Não é apenas com telefones móveis que isso acontece, mas basicamente todo o tipo de equipamento eletrônico, afinal quando o assunto é tecnologia, uma coisa é certa: todas possuem um prazo de validade.
A quantidade de novidades que surgem é tão grande que é praticamente impossível acompanhar todos os lançamentos. Isso faz com que, por mais que você tente se manter atualizado, sempre haja algo novo esperando ser comprado e consumido por você. Mas qual a lógica de oferecer muito mais do que se pode consumir?
Por mais que nós, brasileiros, tentemos acompanhar os lançamentos das grandes empresas de tecnologia, é inegável o fato que o grande público-alvo são os consumidores americanos.
Como nos Estados Unidos a cultura é claramente consumista, é válido para as empresas lançarem novos produtos em um curto espaço de tempo, já que as pessoas vão adquiri-los pelo simples fato de ser novidade.
Além disso, como o poder de compra do cidadão norte-americano é maior do que a nossa e os aparelhos não sofrem com a forte carga tributária de importação, fica fácil acompanhar os últimos lançamentos e manter-se sempre atualizado tecnologicamente.
No Brasil essa questão é um pouco mais complicada exatamente por esses aparelhos terem de ser importados. Isso faz com que o preço repassado ao consumidor final seja muito além do permitido por sua renda devido às altas taxações que o produto recebe.
Se as novas tecnologias são lançadas com certa frequência, como saber se aquele objeto que você quer tanto comprar vale a pena?
O problema de aguardar a nova etapa no ciclo de vida dessa tecnologia é que você nunca vai encontrar um momento estável. No momento que um produto se firma no mercado, em pouquíssimo tempo uma atualização ou uma versão ainda melhor é anunciada, o que o força a adquirir mais e mais, ou a filtrar apenas aquilo que lhe é útil.
A atualização de tecnologias não é exclusividade de produtos eletrônicos. Programas são constantemente modificados e recebem novas versões com certa frequência. E o mesmo acontece com os sistemas operacionais.
Para cada uma das primeiras versões do Windows, por exemplo, havia um intervalo de dois ou três anos entre os lançamentos. Foi a partir do Windows 98 que a periodicidade das atualizações passou a ser anual.
Nem sempre o novo é o melhor
Comprar um produto logo em seu lançamento tem suas vantagens. Se você é alguém que prioriza a exclusividade, mas quem corre sempre atrás do “primeiro lote” pode ter problemas quanto à qualidade do equipamento. Defeitos são bastante comuns nos primeiros modelos e passam a ser corrigidos apenas nos subsequentes.
Além disso, o preço é sempre algo a ser levado em conta. Aquilo que é novidade sempre vai ter um preço elevado. Com a constante atualização de tecnologias, o novo logo se torna velho e, portanto, fica mais barato, como no caso dos celulares.
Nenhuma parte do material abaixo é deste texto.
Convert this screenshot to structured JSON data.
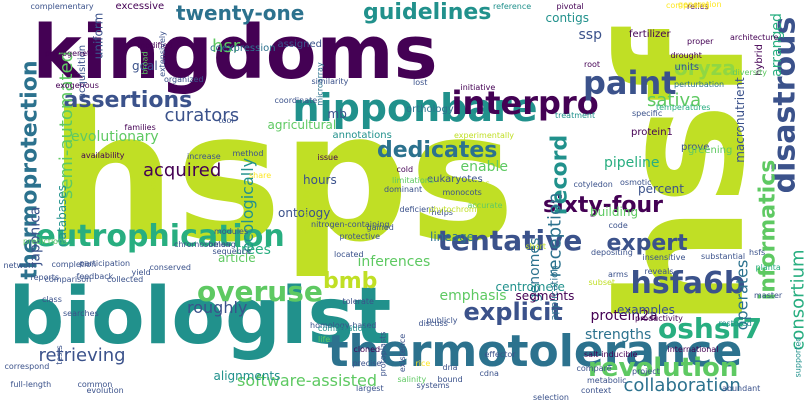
{
  "palette": {
    "yellowgreen": "#c0df25",
    "green": "#5ec962",
    "teal": "#21918c",
    "tealblue": "#2c728e",
    "blue": "#3b528b",
    "indigo": "#482878",
    "purple": "#440154",
    "lightgreen": "#90d743",
    "yellow": "#fde725",
    "cyan": "#28ae80"
  },
  "words": [
    {
      "text": "hsps",
      "color": "#c0df25"
    },
    {
      "text": "hsf",
      "color": "#c0df25"
    },
    {
      "text": "kingdoms",
      "color": "#440154"
    },
    {
      "text": "biologist",
      "color": "#21918c"
    },
    {
      "text": "thermotolerance",
      "color": "#2c728e"
    },
    {
      "text": "nipponbare",
      "color": "#21918c"
    },
    {
      "text": "interpro",
      "color": "#440154"
    },
    {
      "text": "paint",
      "color": "#3b528b"
    },
    {
      "text": "eutrophication",
      "color": "#28ae80"
    },
    {
      "text": "tentative",
      "color": "#3b528b"
    },
    {
      "text": "hsfa6b",
      "color": "#3b528b"
    },
    {
      "text": "overuse",
      "color": "#5ec962"
    },
    {
      "text": "revolution",
      "color": "#5ec962"
    },
    {
      "text": "oshsf7",
      "color": "#28ae80"
    },
    {
      "text": "thermoprotection",
      "color": "#2c728e"
    },
    {
      "text": "disastrous",
      "color": "#3b528b"
    },
    {
      "text": "informatics",
      "color": "#5ec962"
    },
    {
      "text": "assertions",
      "color": "#3b528b"
    },
    {
      "text": "guidelines",
      "color": "#21918c"
    },
    {
      "text": "twenty-one",
      "color": "#2c728e"
    },
    {
      "text": "sixty-four",
      "color": "#440154"
    },
    {
      "text": "explicit",
      "color": "#3b528b"
    },
    {
      "text": "expert",
      "color": "#3b528b"
    },
    {
      "text": "record",
      "color": "#21918c"
    },
    {
      "text": "dedicates",
      "color": "#2c728e"
    },
    {
      "text": "acquired",
      "color": "#440154"
    },
    {
      "text": "curators",
      "color": "#3b528b"
    },
    {
      "text": "retrieving",
      "color": "#3b528b"
    },
    {
      "text": "collaboration",
      "color": "#2c728e"
    },
    {
      "text": "reception",
      "color": "#2c728e"
    },
    {
      "text": "oryza",
      "color": "#90d743"
    },
    {
      "text": "sativa",
      "color": "#5ec962"
    },
    {
      "text": "operates",
      "color": "#2c728e"
    },
    {
      "text": "consortium",
      "color": "#28ae80"
    },
    {
      "text": "bmb",
      "color": "#c0df25"
    },
    {
      "text": "semi-automated",
      "color": "#5ec962"
    },
    {
      "text": "software-assisted",
      "color": "#5ec962"
    },
    {
      "text": "ecologically",
      "color": "#21918c"
    },
    {
      "text": "emphasis",
      "color": "#5ec962"
    },
    {
      "text": "enable",
      "color": "#5ec962"
    },
    {
      "text": "inferences",
      "color": "#5ec962"
    },
    {
      "text": "evolutionary",
      "color": "#5ec962"
    },
    {
      "text": "roughly",
      "color": "#3b528b"
    },
    {
      "text": "strengths",
      "color": "#2c728e"
    },
    {
      "text": "protein2a",
      "color": "#440154"
    },
    {
      "text": "genomes",
      "color": "#2c728e"
    },
    {
      "text": "japonica",
      "color": "#3b528b"
    },
    {
      "text": "macronutrient",
      "color": "#3b528b"
    },
    {
      "text": "hsr",
      "color": "#5ec962"
    },
    {
      "text": "ssp",
      "color": "#3b528b"
    },
    {
      "text": "contigs",
      "color": "#21918c"
    },
    {
      "text": "arranged",
      "color": "#28ae80"
    },
    {
      "text": "pipeline",
      "color": "#28ae80"
    },
    {
      "text": "building",
      "color": "#5ec962"
    },
    {
      "text": "percent",
      "color": "#3b528b"
    },
    {
      "text": "trees",
      "color": "#28ae80"
    },
    {
      "text": "hours",
      "color": "#3b528b"
    },
    {
      "text": "ontology",
      "color": "#3b528b"
    },
    {
      "text": "lineage",
      "color": "#2c728e"
    },
    {
      "text": "alignments",
      "color": "#21918c"
    },
    {
      "text": "centromere",
      "color": "#21918c"
    },
    {
      "text": "segments",
      "color": "#440154"
    },
    {
      "text": "examples",
      "color": "#3b528b"
    },
    {
      "text": "application",
      "color": "#2c728e"
    },
    {
      "text": "uniform",
      "color": "#3b528b"
    },
    {
      "text": "databases",
      "color": "#21918c"
    },
    {
      "text": "goal",
      "color": "#3b528b"
    },
    {
      "text": "article",
      "color": "#5ec962"
    },
    {
      "text": "mb",
      "color": "#3b528b"
    },
    {
      "text": "agricultural",
      "color": "#5ec962"
    },
    {
      "text": "eukaryotes",
      "color": "#3b528b"
    },
    {
      "text": "orthology",
      "color": "#2c728e"
    },
    {
      "text": "prove",
      "color": "#3b528b"
    },
    {
      "text": "greening",
      "color": "#5ec962"
    },
    {
      "text": "fertilizer",
      "color": "#440154"
    },
    {
      "text": "units",
      "color": "#3b528b"
    },
    {
      "text": "hybrid",
      "color": "#440154"
    },
    {
      "text": "protein1",
      "color": "#440154"
    },
    {
      "text": "excessive",
      "color": "#440154"
    },
    {
      "text": "coexpression",
      "color": "#2c728e"
    },
    {
      "text": "assigned",
      "color": "#3b528b"
    },
    {
      "text": "complementary",
      "color": "#3b528b"
    },
    {
      "text": "acquisition",
      "color": "#3b528b"
    },
    {
      "text": "annotations",
      "color": "#21918c"
    },
    {
      "text": "lost",
      "color": "#3b528b"
    },
    {
      "text": "initiative",
      "color": "#440154"
    },
    {
      "text": "specific",
      "color": "#3b528b"
    },
    {
      "text": "reference",
      "color": "#21918c"
    },
    {
      "text": "pivotal",
      "color": "#440154"
    },
    {
      "text": "relies",
      "color": "#440154"
    },
    {
      "text": "proper",
      "color": "#440154"
    },
    {
      "text": "architecture",
      "color": "#440154"
    },
    {
      "text": "drought",
      "color": "#440154"
    },
    {
      "text": "perturbation",
      "color": "#2c728e"
    },
    {
      "text": "diversity",
      "color": "#5ec962"
    },
    {
      "text": "temperatures",
      "color": "#28ae80"
    },
    {
      "text": "treatment",
      "color": "#21918c"
    },
    {
      "text": "cold",
      "color": "#440154"
    },
    {
      "text": "root",
      "color": "#440154"
    },
    {
      "text": "phylogenetic",
      "color": "#440154"
    },
    {
      "text": "modified",
      "color": "#440154"
    },
    {
      "text": "extensively",
      "color": "#3b528b"
    },
    {
      "text": "broad",
      "color": "#5ec962"
    },
    {
      "text": "microarray",
      "color": "#2c728e"
    },
    {
      "text": "similarity",
      "color": "#3b528b"
    },
    {
      "text": "exogenous",
      "color": "#440154"
    },
    {
      "text": "organized",
      "color": "#3b528b"
    },
    {
      "text": "coordinate",
      "color": "#3b528b"
    },
    {
      "text": "tool",
      "color": "#3b528b"
    },
    {
      "text": "families",
      "color": "#440154"
    },
    {
      "text": "availability",
      "color": "#440154"
    },
    {
      "text": "increase",
      "color": "#3b528b"
    },
    {
      "text": "method",
      "color": "#3b528b"
    },
    {
      "text": "issue",
      "color": "#440154"
    },
    {
      "text": "cdnas",
      "color": "#c0df25"
    },
    {
      "text": "monocots",
      "color": "#3b528b"
    },
    {
      "text": "accurate",
      "color": "#5ec962"
    },
    {
      "text": "limitations",
      "color": "#5ec962"
    },
    {
      "text": "dominant",
      "color": "#3b528b"
    },
    {
      "text": "cotyledon",
      "color": "#3b528b"
    },
    {
      "text": "osmotic",
      "color": "#3b528b"
    },
    {
      "text": "code",
      "color": "#3b528b"
    },
    {
      "text": "depositing",
      "color": "#3b528b"
    },
    {
      "text": "arms",
      "color": "#3b528b"
    },
    {
      "text": "reveals",
      "color": "#3b528b"
    },
    {
      "text": "insensitive",
      "color": "#3b528b"
    },
    {
      "text": "substantial",
      "color": "#3b528b"
    },
    {
      "text": "international",
      "color": "#440154"
    },
    {
      "text": "hsfs",
      "color": "#3b528b"
    },
    {
      "text": "planta",
      "color": "#28ae80"
    },
    {
      "text": "master",
      "color": "#3b528b"
    },
    {
      "text": "supported",
      "color": "#21918c"
    },
    {
      "text": "restored",
      "color": "#21918c"
    },
    {
      "text": "productivity",
      "color": "#440154"
    },
    {
      "text": "salt-inducible",
      "color": "#440154"
    },
    {
      "text": "project",
      "color": "#3b528b"
    },
    {
      "text": "compare",
      "color": "#3b528b"
    },
    {
      "text": "metabolic",
      "color": "#3b528b"
    },
    {
      "text": "context",
      "color": "#3b528b"
    },
    {
      "text": "effector",
      "color": "#3b528b"
    },
    {
      "text": "cdna",
      "color": "#3b528b"
    },
    {
      "text": "dna",
      "color": "#3b528b"
    },
    {
      "text": "publicly",
      "color": "#3b528b"
    },
    {
      "text": "homology-based",
      "color": "#3b528b"
    },
    {
      "text": "cloned",
      "color": "#440154"
    },
    {
      "text": "largest",
      "color": "#3b528b"
    },
    {
      "text": "bound",
      "color": "#3b528b"
    },
    {
      "text": "discuss",
      "color": "#3b528b"
    },
    {
      "text": "salinity",
      "color": "#5ec962"
    },
    {
      "text": "systems",
      "color": "#3b528b"
    },
    {
      "text": "existence",
      "color": "#3b528b"
    },
    {
      "text": "life",
      "color": "#5ec962"
    },
    {
      "text": "combinations",
      "color": "#21918c"
    },
    {
      "text": "precise",
      "color": "#3b528b"
    },
    {
      "text": "tolerate",
      "color": "#3b528b"
    },
    {
      "text": "located",
      "color": "#3b528b"
    },
    {
      "text": "nitrogen-containing",
      "color": "#3b528b"
    },
    {
      "text": "protective",
      "color": "#3b528b"
    },
    {
      "text": "gained",
      "color": "#3b528b"
    },
    {
      "text": "deficient",
      "color": "#3b528b"
    },
    {
      "text": "helps",
      "color": "#3b528b"
    },
    {
      "text": "modules",
      "color": "#3b528b"
    },
    {
      "text": "chromosomes",
      "color": "#3b528b"
    },
    {
      "text": "belong",
      "color": "#3b528b"
    },
    {
      "text": "sequence",
      "color": "#3b528b"
    },
    {
      "text": "conserved",
      "color": "#3b528b"
    },
    {
      "text": "yield",
      "color": "#3b528b"
    },
    {
      "text": "comparison",
      "color": "#3b528b"
    },
    {
      "text": "collected",
      "color": "#3b528b"
    },
    {
      "text": "predictions",
      "color": "#5ec962"
    },
    {
      "text": "completion",
      "color": "#3b528b"
    },
    {
      "text": "reports",
      "color": "#3b528b"
    },
    {
      "text": "network",
      "color": "#3b528b"
    },
    {
      "text": "participation",
      "color": "#3b528b"
    },
    {
      "text": "feedback",
      "color": "#3b528b"
    },
    {
      "text": "class",
      "color": "#3b528b"
    },
    {
      "text": "searches",
      "color": "#3b528b"
    },
    {
      "text": "tests",
      "color": "#3b528b"
    },
    {
      "text": "full-length",
      "color": "#3b528b"
    },
    {
      "text": "correspond",
      "color": "#3b528b"
    },
    {
      "text": "common",
      "color": "#3b528b"
    },
    {
      "text": "evolution",
      "color": "#3b528b"
    },
    {
      "text": "protoplasts",
      "color": "#3b528b"
    },
    {
      "text": "selection",
      "color": "#3b528b"
    },
    {
      "text": "abundant",
      "color": "#3b528b"
    },
    {
      "text": "share",
      "color": "#fde725"
    },
    {
      "text": "step",
      "color": "#c0df25"
    },
    {
      "text": "genetically",
      "color": "#c0df25"
    },
    {
      "text": "phytochrome",
      "color": "#c0df25"
    },
    {
      "text": "short",
      "color": "#c0df25"
    },
    {
      "text": "subset",
      "color": "#c0df25"
    },
    {
      "text": "experimentally",
      "color": "#c0df25"
    },
    {
      "text": "composing",
      "color": "#fde725"
    },
    {
      "text": "generation",
      "color": "#fde725"
    },
    {
      "text": "rice",
      "color": "#fde725"
    }
  ]
}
Agora fica a pergunta: o que é melhor fazer? Será que realmente vale a pena tentar acompanhar as últimas novidades tecnológicas ou esperar até que aquele produto que atende suas necessidades fique com um preço mais acessível?
A resposta é depende. Que tipo de consumidor você é? Se for aquele ávido por novidades e tem condições de adquirir todos os grandes lançamentos, vá em frente! Porém, se prefere apenas para uso diário e não se importa tanto com os novos modelos, espere.
É preciso ficar atento para não comprar algo que já está datado ou até mesmo obsoleto. Como a tecnologia evolui a uma velocidade impressionante, é sempre importante estar por dentro de notícias e anúncios de grandes empresas, afinal você não vai querer comprar algo velho, não é mesmo?